La défenderesse peut cependant soutenir utilement que l’urgence (qui se caractérise par une situation ne souffrant aucun retard ou dans laquelle un retard risquerait d’enrtraîner un préjudice irréparrable) est relative, comme en attestent les termes de la mise en demeure de l’inspection du travail qui lui a donné un délai expirant le 23 juillet 2025 pour lui rendre compte des mesures prises.
Il résulte par ailleurs des pièces et des débats que postérieurement à l’accident du 06 juin 2025, la Poste a mis en place des mesures conservatoires supplémentaires (consignes de sécruité plus visibles et plus nombreuses ; mise à disposition de perches ; mise en place de chaînes de protection pour interdire le passage sous ou aux abords des convoyeurs et le long de la mezzanine ; matérialisation d’une voie de circulation sécurisée) et avoir programmé des travaux (barrière de protection aux abords des convoyeurs qui descendent, réhausse de protection sur les côtés de tous les convoqyeurs, mise en place de garde corps ou tôles perforées pour éviter toute chute de colis depuis la mezzanine) qui répondent à la fois aux préconisations de l’inspection du travail dans ses courriers des 26 février et 18 juin 2025 et aux demandes du Syndicat SUD PTT GIRONDE.
Il en résulte que même si le demandeur conteste la suffisance des interventions réalisées et programmées, à la date à laquelle le juge statue, la preuve n’est rapportée ni d’une urgence, ni d’un péril imminent, lequel a pris fin du fait des mesures conservatoires adoptées dans l’attente de travaux plus pérennes que la défenderesse justifie avoir commandés et qu’elle s’engage à réaliser dans les derniers jours du mois d’août 2025, ce dont il convient de lui donner acte.

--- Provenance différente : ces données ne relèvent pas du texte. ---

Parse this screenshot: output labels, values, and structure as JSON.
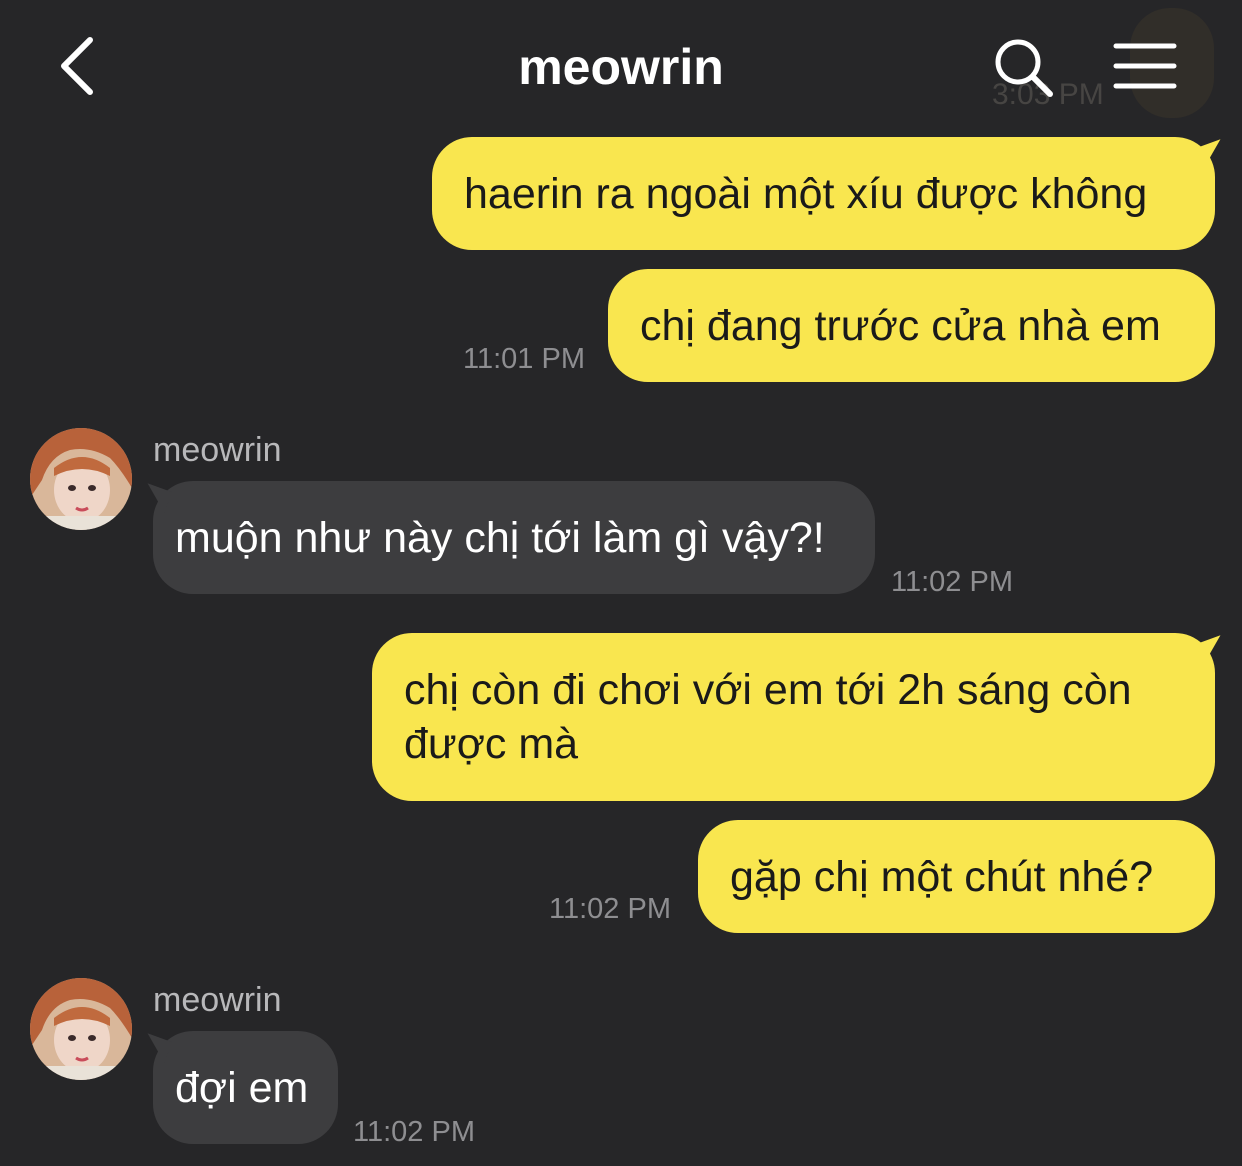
{
  "header": {
    "title": "meowrin",
    "back_icon": "chevron-left-icon",
    "search_icon": "search-icon",
    "menu_icon": "hamburger-menu-icon",
    "faded_time": "3:03 PM"
  },
  "colors": {
    "background": "#262628",
    "my_bubble": "#f9e64f",
    "their_bubble": "#3d3d3f",
    "timestamp": "#8e8e91"
  },
  "messages": [
    {
      "from": "me",
      "text": "haerin ra ngoài một xíu được không"
    },
    {
      "from": "me",
      "text": "chị đang trước cửa nhà em",
      "time": "11:01 PM"
    },
    {
      "from": "them",
      "sender": "meowrin",
      "text": "muộn như này chị tới làm gì vậy?!",
      "time": "11:02 PM"
    },
    {
      "from": "me",
      "text": "chị còn đi chơi với em tới 2h sáng còn được mà"
    },
    {
      "from": "me",
      "text": "gặp chị một chút nhé?",
      "time": "11:02 PM"
    },
    {
      "from": "them",
      "sender": "meowrin",
      "text": "đợi em",
      "time": "11:02 PM"
    }
  ]
}
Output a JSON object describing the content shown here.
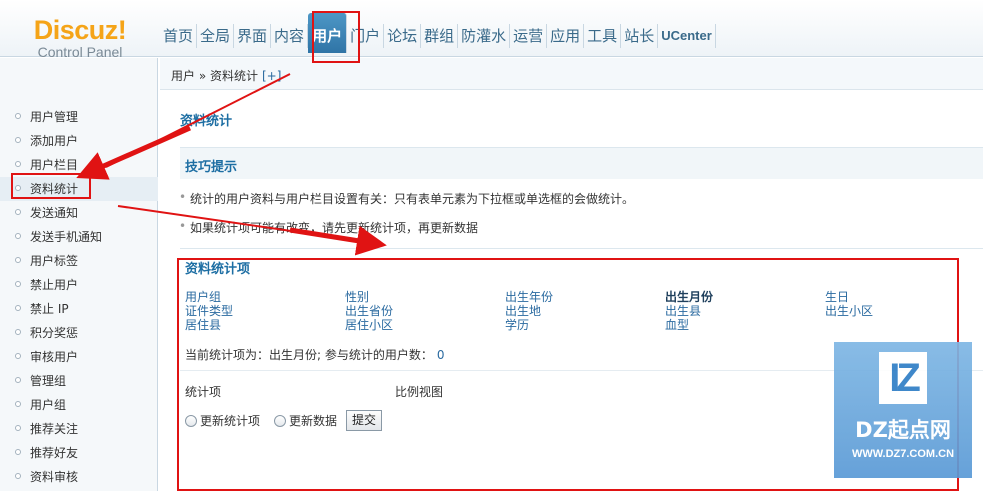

Il n’y a dès lors, en l’état, pas lieu à référé.
Le syndicat SUD-PTT GIRONDE sera débouté de ses demandes.
Le syndicat SUD-PTT GIRONDE, partie succombante, supportera la charge des entiers dépens de l’instance.
L’équité imposant de ne pas faire application des dispositions de l’article 700 du code de procédure civile, la SA LA POSTE sera déboutée de sa demande sur ce fondement.
DÉCISION
Le juge des référés du tribunal judiciaire de Bordeaux, statuant par décision contradictoire, prononcée publiquement par mise à disposition au greffe, et à charge d’appel ;
Vu les articles L.4121-1, L.4121-2, R.4224-3 et R.4214-14 du code du travail,
Vu les articles 834 et 835 du code de procédure civile,
DIT n’y avoir lieu à référé ;
DÉBOUTE le syndicat SUD PTT GIRONDE de ses demandes;
DÉBOUTE la SA LA POSTE de sa demande reconventionnelle sur le fondement de l’article 700 du code de procédure civile ;
CONDAMNE le Syndicat SUD PTT aux dépens.
La présente décision a été signée par Sandra HIGELIN, Vice-Présidente, et par Charlène PALISSE, Greffière.